Fromm then turned to his old plotmates and ordered them shot in the courtyard of the Bendlerblock. And there, in the dark of night, highlighted by the headlights of a truck, a squad of German soldiers ended the last gasp of German re­sistance to Hitler. They had been bred in the generations-old traditions of the Prussian officer corps, had conquered most of Europe, and were now holding their ground against ene­mies whose size and strength dwarfed their own. Yet they still could not conquer a few square miles of their own city, and the enemy didn’t even know a fight was on.

Outside of Berlin, the coup stumbled blindly forward, not knowing their leaders had fallen. Upon being told that Hitler was dead, Gen. Karl-Heinrich von Stülpnagel, the military governor of France and an avid member of the coup, leapt into action and ordered the arrest of senior officers of the SS in the Paris area. Then he headed over to see Field Marshal Günther von Kluge, the commander of the German army on the western front.

PRUSSIA

It has been said that Prussia is not a country with an army, but an army with a country. Settled by Teutonic knights way back in the thirteenth century, the country occupied most of today’s eastern part of Germany, Poland, and sections of the Baltic countries. Fol­lowing the unification of Germany in 1871, Prussia had a big coun­try of its own: Germany. The Prussian king became the German king, the Prussian army became the heart of the German army. But after World War II, the Germans who weren’t dead fled Prussia; it was officially dissolved, and the Soviets took a blowtorch to the homeland of the German nobility. The core of Prussia, the estate-rich east, was split up with a section absorbed into Poland and an­other chunk still an isolated outpost of Russia.

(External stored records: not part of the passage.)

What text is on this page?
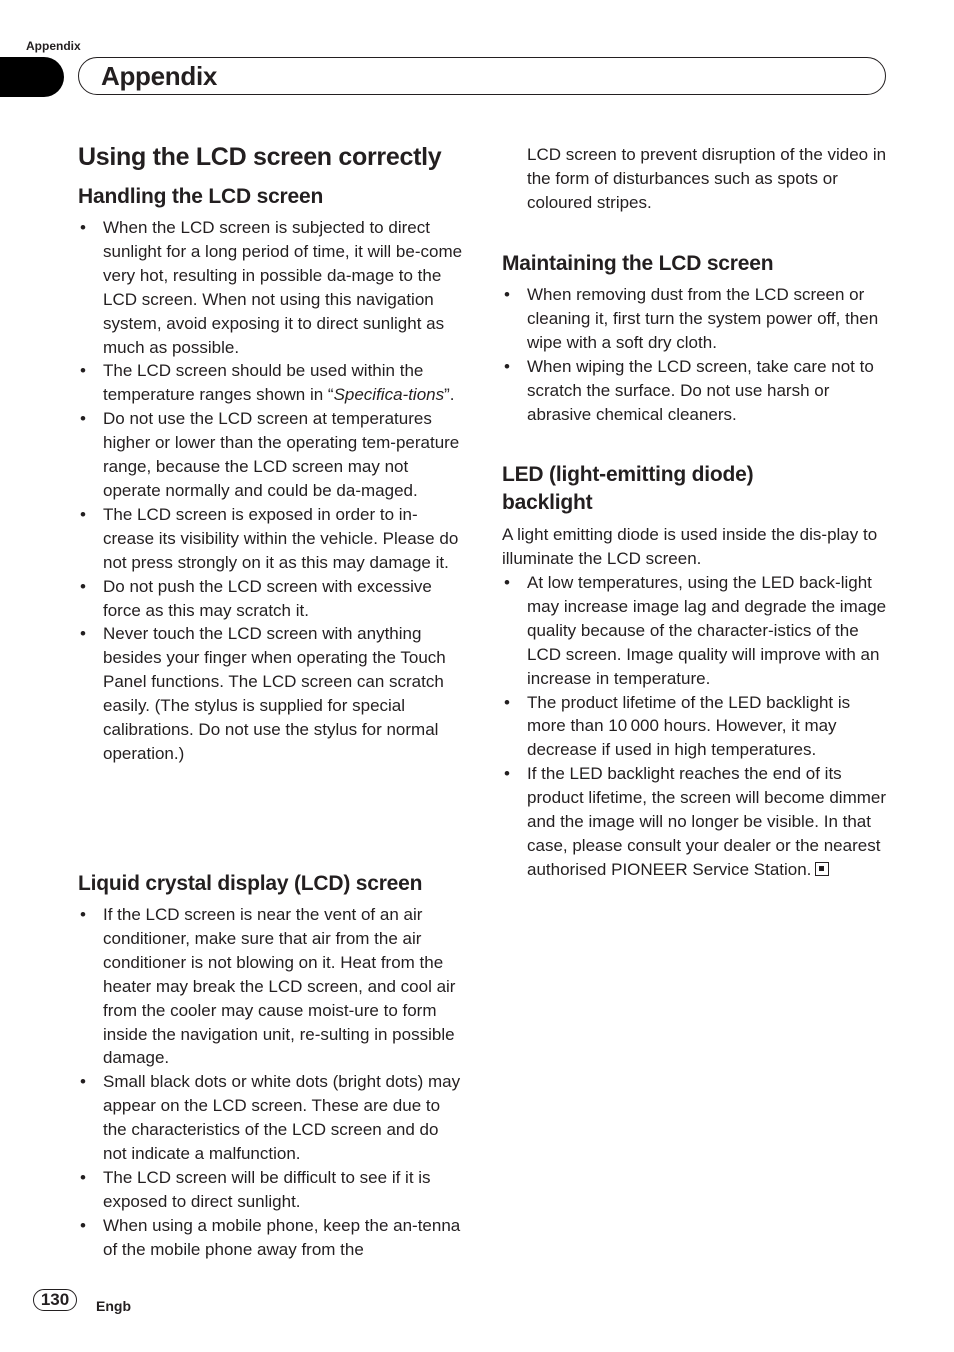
Appendix
Appendix
Using the LCD screen correctly
Handling the LCD screen
• When the LCD screen is subjected to direct sunlight for a long period of time, it will be-come very hot, resulting in possible da-mage to the LCD screen. When not using this navigation system, avoid exposing it to direct sunlight as much as possible.
• The LCD screen should be used within the temperature ranges shown in “Specifica-tions”.
• Do not use the LCD screen at temperatures higher or lower than the operating tem-perature range, because the LCD screen may not operate normally and could be da-maged.
• The LCD screen is exposed in order to in-crease its visibility within the vehicle. Please do not press strongly on it as this may damage it.
• Do not push the LCD screen with excessive force as this may scratch it.
• Never touch the LCD screen with anything besides your finger when operating the Touch Panel functions. The LCD screen can scratch easily. (The stylus is supplied for special calibrations. Do not use the stylus for normal operation.)
Liquid crystal display (LCD) screen
• If the LCD screen is near the vent of an air conditioner, make sure that air from the air conditioner is not blowing on it. Heat from the heater may break the LCD screen, and cool air from the cooler may cause moist-ure to form inside the navigation unit, re-sulting in possible damage.
• Small black dots or white dots (bright dots) may appear on the LCD screen. These are due to the characteristics of the LCD screen and do not indicate a malfunction.
• The LCD screen will be difficult to see if it is exposed to direct sunlight.
• When using a mobile phone, keep the an-tenna of the mobile phone away from the

LCD screen to prevent disruption of the video in the form of disturbances such as spots or coloured stripes.

Maintaining the LCD screen
• When removing dust from the LCD screen or cleaning it, first turn the system power off, then wipe with a soft dry cloth.
• When wiping the LCD screen, take care not to scratch the surface. Do not use harsh or abrasive chemical cleaners.
LED (light-emitting diode)
backlight

A light emitting diode is used inside the dis-play to illuminate the LCD screen.

• At low temperatures, using the LED back-light may increase image lag and degrade the image quality because of the character-istics of the LCD screen. Image quality will improve with an increase in temperature.
• The product lifetime of the LED backlight is more than 10 000 hours. However, it may decrease if used in high temperatures.
• If the LED backlight reaches the end of its product lifetime, the screen will become dimmer and the image will no longer be visible. In that case, please consult your dealer or the nearest authorised PIONEER Service Station.
130	Engb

Kluge was yet another one of those halfhearted fence-sit­ting generals; earlier that afternoon he had received two in­teresting phone calls. First, Beck had found some down– time to phone Kluge and urge him to join the coup. A short time later, Keitel at Rastenburg rang to let him know that Hitler was alive and Kluge should obey orders from him and not the plotters. Kluge was stunned. Before hearing from Rastenburg, he had been planning to join the coup. But now, that meant violating his oath to Hitler and worse yet, facing his wrath if the coup failed. He was torn — the fate of the war and the lives of millions waited for his decision. Finally he made his choice: he would wait and see what happened to Hitler. Then he would throw his support behind the winning side. When he sat down for dinner with Stülpnagel, Kluge made up his mind and betrayed his caste. He denied any knowledge of the assassination plots, even though he had held discussions about them for years. A stunned Stülpnagel did nothing other than stutter a few syllables. He knew he was a dead man if the coup failed because he had a jail full of angry SS officers being prepped for the firing squad. But once again, the plotmates did nothing when confronted with disaster. Stülpnagel took the bad news in stride, finished dinner, and returned to Paris to release his SS prisoners.